Banking heads 'hugely disappointed' by T2S delay
21 September 2011 | 9373 views | 0
Leading banks have expressed their disappointment at yesterday's news that Target 2 Securities (T2S), the European Central Bank's plan to streamline Europe's securities settlement structure, has been delayed yet again.
"I was hugely disappointed by the announcement that T2S will be delayed," said Tim Keaney, chief executive of asset servicing at BNY Mellon, the world's largest custody bank. "As a global custodian, one of the challenges we face is explaining to our customers why international custody is so much more expensive in Europe, so I was very encouraged by the launch of the T2S initiative and the idea of introducing a harmonised settlement structure in Europe."
Keaney was speaking at a panel debate at the annual congress of financial messaging body Swift and his dissatisfaction was shared by his fellow panelists. "What I find concerning is the business changes involved with T2S are so colossal," said Paul Simpson, head of global transaction banking services, Bank of America Merrill Lynch. He suggested that the industry should work together on more executable stages rather than one all-inclusive deadline.
The original deadline was set for September 2014 but the delay announced yesterday could push this date back to 2015.
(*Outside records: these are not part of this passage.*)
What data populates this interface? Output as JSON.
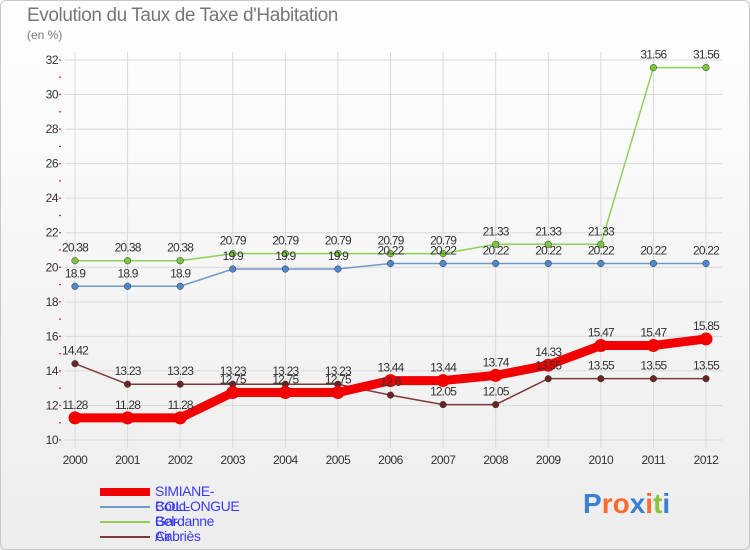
{
  "title": "Evolution du Taux de Taxe d'Habitation",
  "unit": "(en %)",
  "logo": "Proxiti",
  "colors": {
    "logo": [
      "#3a7fd6",
      "#ff6b2e",
      "#ff6b2e",
      "#3a7fd6",
      "#ff6b2e",
      "#8bc540",
      "#3a7fd6"
    ]
  },
  "chart_data": {
    "type": "line",
    "title": "Evolution du Taux de Taxe d'Habitation",
    "ylabel": "(en %)",
    "xlabel": "",
    "x": [
      "2000",
      "2001",
      "2002",
      "2003",
      "2004",
      "2005",
      "2006",
      "2007",
      "2008",
      "2009",
      "2010",
      "2011",
      "2012"
    ],
    "ylim": [
      10,
      32
    ],
    "yticks": [
      10,
      12,
      14,
      16,
      18,
      20,
      22,
      24,
      26,
      28,
      30,
      32
    ],
    "grid": true,
    "legend_position": "bottom-left",
    "series": [
      {
        "name": "Gardanne",
        "color": "#90d05a",
        "marker": "#7cc63e",
        "weight": 1.5,
        "values": [
          20.38,
          20.38,
          20.38,
          20.79,
          20.79,
          20.79,
          20.79,
          20.79,
          21.33,
          21.33,
          21.33,
          31.56,
          31.56
        ],
        "labels": [
          "20.38",
          "20.38",
          "20.38",
          "20.79",
          "20.79",
          "20.79",
          "20.79",
          "20.79",
          "21.33",
          "21.33",
          "21.33",
          "31.56",
          "31.56"
        ]
      },
      {
        "name": "Bouc-Bel-Air",
        "color": "#6f9ac8",
        "marker": "#4d88cc",
        "weight": 1.5,
        "values": [
          18.9,
          18.9,
          18.9,
          19.9,
          19.9,
          19.9,
          20.22,
          20.22,
          20.22,
          20.22,
          20.22,
          20.22,
          20.22
        ],
        "labels": [
          "18.9",
          "18.9",
          "18.9",
          "19.9",
          "19.9",
          "19.9",
          "20.22",
          "20.22",
          "20.22",
          "20.22",
          "20.22",
          "20.22",
          "20.22"
        ]
      },
      {
        "name": "Cabriès",
        "color": "#7d3a3a",
        "marker": "#6b2424",
        "weight": 1.5,
        "values": [
          14.42,
          13.23,
          13.23,
          13.23,
          13.23,
          13.23,
          12.6,
          12.05,
          12.05,
          13.55,
          13.55,
          13.55,
          13.55
        ],
        "labels": [
          "14.42",
          "13.23",
          "13.23",
          "13.23",
          "13.23",
          "13.23",
          "12.6",
          "12.05",
          "12.05",
          "13.55",
          "13.55",
          "13.55",
          "13.55"
        ]
      },
      {
        "name": "SIMIANE-COLLONGUE",
        "color": "#f20000",
        "marker": "#f20000",
        "weight": 9,
        "values": [
          11.28,
          11.28,
          11.28,
          12.75,
          12.75,
          12.75,
          13.44,
          13.44,
          13.74,
          14.33,
          15.47,
          15.47,
          15.85
        ],
        "labels": [
          "11.28",
          "11.28",
          "11.28",
          "12.75",
          "12.75",
          "12.75",
          "13.44",
          "13.44",
          "13.74",
          "14.33",
          "15.47",
          "15.47",
          "15.85"
        ]
      }
    ],
    "legend": [
      {
        "name": "SIMIANE-COLLONGUE",
        "color": "#f20000",
        "label_color": "#3a3aff"
      },
      {
        "name": "Bouc-Bel-Air",
        "color": "#6f9ac8",
        "label_color": "#3a3aff"
      },
      {
        "name": "Gardanne",
        "color": "#90d05a",
        "label_color": "#3a3aff"
      },
      {
        "name": "Cabriès",
        "color": "#7d3a3a",
        "label_color": "#3a3aff"
      }
    ]
  }
}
It was also stated that the T2S platform itself only addresses one part of the problem and will be ineffective without further harmonisation throughout the underlying environment.
"You cannot just take a block of countries and say you all need to have the same thing unless everything else is equal - such as tax," said John Coverdale, Group General Manager, head of global transaction banking, HSBC. "So there is a lot that needs to happen but the industry needs to be more positive and stop bickering over the details because standardisation itself is a good thing and a good way to reduce risk and increase efficiency."
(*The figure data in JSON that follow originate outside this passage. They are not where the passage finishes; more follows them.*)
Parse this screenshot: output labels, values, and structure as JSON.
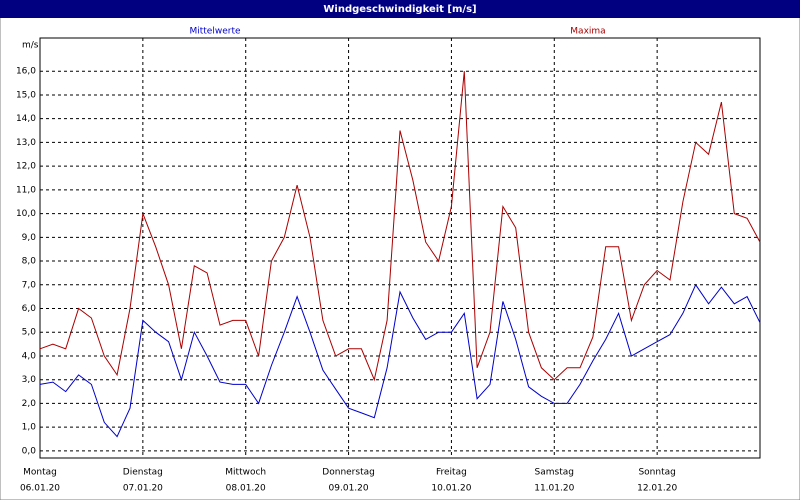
{
  "chart_data": {
    "type": "line",
    "title": "Windgeschwindigkeit [m/s]",
    "y_label": "m/s",
    "x": [
      0,
      3,
      6,
      9,
      12,
      15,
      18,
      21,
      24,
      27,
      30,
      33,
      36,
      39,
      42,
      45,
      48,
      51,
      54,
      57,
      60,
      63,
      66,
      69,
      72,
      75,
      78,
      81,
      84,
      87,
      90,
      93,
      96,
      99,
      102,
      105,
      108,
      111,
      114,
      117,
      120,
      123,
      126,
      129,
      132,
      135,
      138,
      141,
      144,
      147,
      150,
      153,
      156,
      159,
      162,
      165,
      168
    ],
    "series": [
      {
        "name": "Mittelwerte",
        "color": "#0000cc",
        "values": [
          2.8,
          2.9,
          2.5,
          3.2,
          2.8,
          1.2,
          0.6,
          1.8,
          5.5,
          5.0,
          4.6,
          3.0,
          5.0,
          4.0,
          2.9,
          2.8,
          2.8,
          2.0,
          3.6,
          5.0,
          6.5,
          5.0,
          3.4,
          2.6,
          1.8,
          1.6,
          1.4,
          3.5,
          6.7,
          5.6,
          4.7,
          5.0,
          5.0,
          5.8,
          2.2,
          2.8,
          6.3,
          4.7,
          2.7,
          2.3,
          2.0,
          2.0,
          2.8,
          3.8,
          4.7,
          5.8,
          4.0,
          4.3,
          4.6,
          4.9,
          5.8,
          7.0,
          6.2,
          6.9,
          6.2,
          6.5,
          5.4
        ]
      },
      {
        "name": "Maxima",
        "color": "#aa0000",
        "values": [
          4.3,
          4.5,
          4.3,
          6.0,
          5.6,
          4.0,
          3.2,
          6.0,
          10.0,
          8.6,
          7.0,
          4.3,
          7.8,
          7.5,
          5.3,
          5.5,
          5.5,
          4.0,
          8.0,
          9.0,
          11.2,
          9.0,
          5.5,
          4.0,
          4.3,
          4.3,
          3.0,
          5.5,
          13.5,
          11.4,
          8.8,
          8.0,
          10.3,
          16.0,
          3.5,
          5.0,
          10.3,
          9.4,
          5.0,
          3.5,
          3.0,
          3.5,
          3.5,
          4.8,
          8.6,
          8.6,
          5.5,
          7.0,
          7.6,
          7.2,
          10.5,
          13.0,
          12.5,
          14.7,
          10.0,
          9.8,
          8.8
        ]
      }
    ],
    "xlim": [
      0,
      168
    ],
    "xticks": [
      {
        "value": 0,
        "label": "Montag",
        "date": "06.01.20"
      },
      {
        "value": 24,
        "label": "Dienstag",
        "date": "07.01.20"
      },
      {
        "value": 48,
        "label": "Mittwoch",
        "date": "08.01.20"
      },
      {
        "value": 72,
        "label": "Donnerstag",
        "date": "09.01.20"
      },
      {
        "value": 96,
        "label": "Freitag",
        "date": "10.01.20"
      },
      {
        "value": 120,
        "label": "Samstag",
        "date": "11.01.20"
      },
      {
        "value": 144,
        "label": "Sonntag",
        "date": "12.01.20"
      }
    ],
    "ylim": [
      -0.3,
      17.4
    ],
    "yticks": [
      {
        "value": 0,
        "label": "0,0"
      },
      {
        "value": 1,
        "label": "1,0"
      },
      {
        "value": 2,
        "label": "2,0"
      },
      {
        "value": 3,
        "label": "3,0"
      },
      {
        "value": 4,
        "label": "4,0"
      },
      {
        "value": 5,
        "label": "5,0"
      },
      {
        "value": 6,
        "label": "6,0"
      },
      {
        "value": 7,
        "label": "7,0"
      },
      {
        "value": 8,
        "label": "8,0"
      },
      {
        "value": 9,
        "label": "9,0"
      },
      {
        "value": 10,
        "label": "10,0"
      },
      {
        "value": 11,
        "label": "11,0"
      },
      {
        "value": 12,
        "label": "12,0"
      },
      {
        "value": 13,
        "label": "13,0"
      },
      {
        "value": 14,
        "label": "14,0"
      },
      {
        "value": 15,
        "label": "15,0"
      },
      {
        "value": 16,
        "label": "16,0"
      }
    ],
    "grid": true
  }
}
Custodian and transaction banks such as BNY Mellon, HSBC and BoAML are one of the sectors that could benefit from the reduced settlement costs that T2S is promising, hence the frustration with the delay. Although it is likely that they will also face competition from central securities depositaries (CSDs) that could earmark the custody space as a way to compensate for any transaction-based revenue lost as a result of the introduction of T2S.